Wavves started as a solo project in 2008 — what made you change from solo to group recordings?



I just don’t have any friends, so I’m paying people to be my friends.


Since that inception, you’ve lost three different members. What are your relationships like with those people — Ryan Ulsh, Zach Hill and Billy Hayes?



There aren’t any bad relationships between anybody who has left the band. We just played a show with Billy in February with our old band, The Barbaras. Alex [Gates], who plays guitar [for Wavves], is in that band, too.


What was Billy’s reason for leaving?



I think he really did not like being on tour. It wasn’t like a personal thing. He liked being at home.


The music you make centers on adolescent concerns — smoking weed, playing video games, skateboarding — that’s the band’s charm. Where do you think that music will turn when those are no longer concerns? Will you still have a product?



Well, a lot of the people who have heard [“Afraid of Heights”] think it’s a lot darker than previous albums, less teenage. I don’t know where that came from; I guess life has just gotten harder as we’ve gotten older. We were locked away in a dark room for 15 hours a day for a whole year when we were making that album. It’s kind of hard not to get depressed and stir crazy. I didn’t see anybody else aside from the producer and Nathan for an entire year.


Who produced this record?



John Hill. He’s been more of a pop producer, but he and Nathan worked together for a little bit writing songs for other people, and they had a good working relationship. He was willing to take on an album where he wasn’t really going to make money, because we didn’t have a label at the time.

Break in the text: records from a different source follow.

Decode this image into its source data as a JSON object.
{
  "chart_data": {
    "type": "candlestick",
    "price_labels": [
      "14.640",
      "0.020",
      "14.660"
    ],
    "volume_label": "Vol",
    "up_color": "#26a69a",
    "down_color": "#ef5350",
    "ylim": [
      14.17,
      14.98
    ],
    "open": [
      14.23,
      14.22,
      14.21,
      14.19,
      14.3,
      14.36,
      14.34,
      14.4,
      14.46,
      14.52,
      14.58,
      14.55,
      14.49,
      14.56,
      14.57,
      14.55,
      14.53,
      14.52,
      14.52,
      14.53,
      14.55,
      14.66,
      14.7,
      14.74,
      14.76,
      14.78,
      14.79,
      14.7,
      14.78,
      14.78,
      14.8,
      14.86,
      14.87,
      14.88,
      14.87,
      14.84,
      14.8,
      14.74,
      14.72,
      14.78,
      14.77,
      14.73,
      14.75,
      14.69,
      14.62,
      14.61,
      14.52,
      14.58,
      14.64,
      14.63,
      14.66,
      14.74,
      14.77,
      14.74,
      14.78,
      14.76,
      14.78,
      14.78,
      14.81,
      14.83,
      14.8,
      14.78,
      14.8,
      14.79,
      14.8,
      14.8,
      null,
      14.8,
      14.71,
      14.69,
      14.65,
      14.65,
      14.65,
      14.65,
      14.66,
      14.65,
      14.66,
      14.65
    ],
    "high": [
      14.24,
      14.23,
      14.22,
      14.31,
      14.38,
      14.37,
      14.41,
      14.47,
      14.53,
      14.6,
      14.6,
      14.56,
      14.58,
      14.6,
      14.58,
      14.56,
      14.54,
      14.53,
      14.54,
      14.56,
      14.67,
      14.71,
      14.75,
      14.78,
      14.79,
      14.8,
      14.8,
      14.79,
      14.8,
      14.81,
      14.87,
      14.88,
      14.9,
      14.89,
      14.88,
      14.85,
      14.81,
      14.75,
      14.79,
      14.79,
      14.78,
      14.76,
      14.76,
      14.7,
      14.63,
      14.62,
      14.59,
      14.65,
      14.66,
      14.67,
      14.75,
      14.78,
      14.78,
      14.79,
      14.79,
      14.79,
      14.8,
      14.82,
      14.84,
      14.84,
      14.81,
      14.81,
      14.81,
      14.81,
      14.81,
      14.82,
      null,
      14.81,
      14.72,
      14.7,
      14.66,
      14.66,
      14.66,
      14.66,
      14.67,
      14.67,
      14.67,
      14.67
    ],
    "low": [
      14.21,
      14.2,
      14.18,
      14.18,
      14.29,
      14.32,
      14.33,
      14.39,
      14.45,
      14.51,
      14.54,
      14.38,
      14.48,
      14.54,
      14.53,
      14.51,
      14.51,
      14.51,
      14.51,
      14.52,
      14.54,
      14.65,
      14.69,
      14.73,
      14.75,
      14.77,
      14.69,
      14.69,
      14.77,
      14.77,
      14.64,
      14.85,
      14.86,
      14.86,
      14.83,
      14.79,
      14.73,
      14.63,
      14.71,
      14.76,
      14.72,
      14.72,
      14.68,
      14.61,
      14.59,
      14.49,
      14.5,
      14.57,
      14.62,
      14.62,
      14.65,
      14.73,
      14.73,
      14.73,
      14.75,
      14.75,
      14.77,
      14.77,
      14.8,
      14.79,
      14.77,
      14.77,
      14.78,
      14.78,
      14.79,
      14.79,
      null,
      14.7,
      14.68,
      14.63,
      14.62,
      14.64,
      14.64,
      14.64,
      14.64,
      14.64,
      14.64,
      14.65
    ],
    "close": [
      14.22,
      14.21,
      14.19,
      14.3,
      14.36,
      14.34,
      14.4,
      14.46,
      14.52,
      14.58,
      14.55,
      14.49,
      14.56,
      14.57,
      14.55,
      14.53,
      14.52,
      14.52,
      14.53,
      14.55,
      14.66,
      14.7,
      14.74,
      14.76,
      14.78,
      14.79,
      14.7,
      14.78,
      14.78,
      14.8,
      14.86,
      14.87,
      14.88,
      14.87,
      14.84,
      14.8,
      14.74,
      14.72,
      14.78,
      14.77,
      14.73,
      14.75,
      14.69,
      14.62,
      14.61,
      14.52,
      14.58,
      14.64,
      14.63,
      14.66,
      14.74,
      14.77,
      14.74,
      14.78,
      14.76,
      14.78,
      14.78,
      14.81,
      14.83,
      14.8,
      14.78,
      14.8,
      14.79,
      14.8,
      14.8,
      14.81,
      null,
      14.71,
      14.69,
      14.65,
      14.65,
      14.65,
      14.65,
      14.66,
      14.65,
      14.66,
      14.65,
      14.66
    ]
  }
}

What was it like working with him?



Overall it was pretty good. He can get pretty mean sometimes. He liked to carry around this coffee cup and fill it up with Don Julio, so whenever the coffee cup came out you knew he was going to start being mean. He also liked to get beat up in the morning — he does street fighting.


Would you record with him again?



Yeah, I’d definitely record with him again. It hopefully will take less than a year next time.


Nathan, you’ve taken a lot of backlash from your drug-fueled meltdown in Barcelona in 2009 and general affinity for marijuana. What do you have to say about people who oppose the illegal use of substances?



I think that it’s very stupid, but everybody has an opinion.


You’ve been known to deliver albums with indistinguishably varied sounds. How is “Afraid of Heights” different from 2010’s “King of the Beach?”



I think the main difference is just the amount of time we got to spend on it. We got to try lots of new stuff that we haven’t been able to try in the past. Also we were 100 percent more involved in the production of this one.


Where did the creative energy come from this time opposed to “King of the Beach?”



I don’t know; I really didn’t think about it like that. It just became what it was over a year. We were writing songs up until the very end. Some of the songs were written like three months ago, and some of them were written when I was 19 or 20.


What can I tell Minneapolitans to expect from your show at 7th St. Entry on April 29?



Stephen loves to get naked so you will see him with at least his shirt off.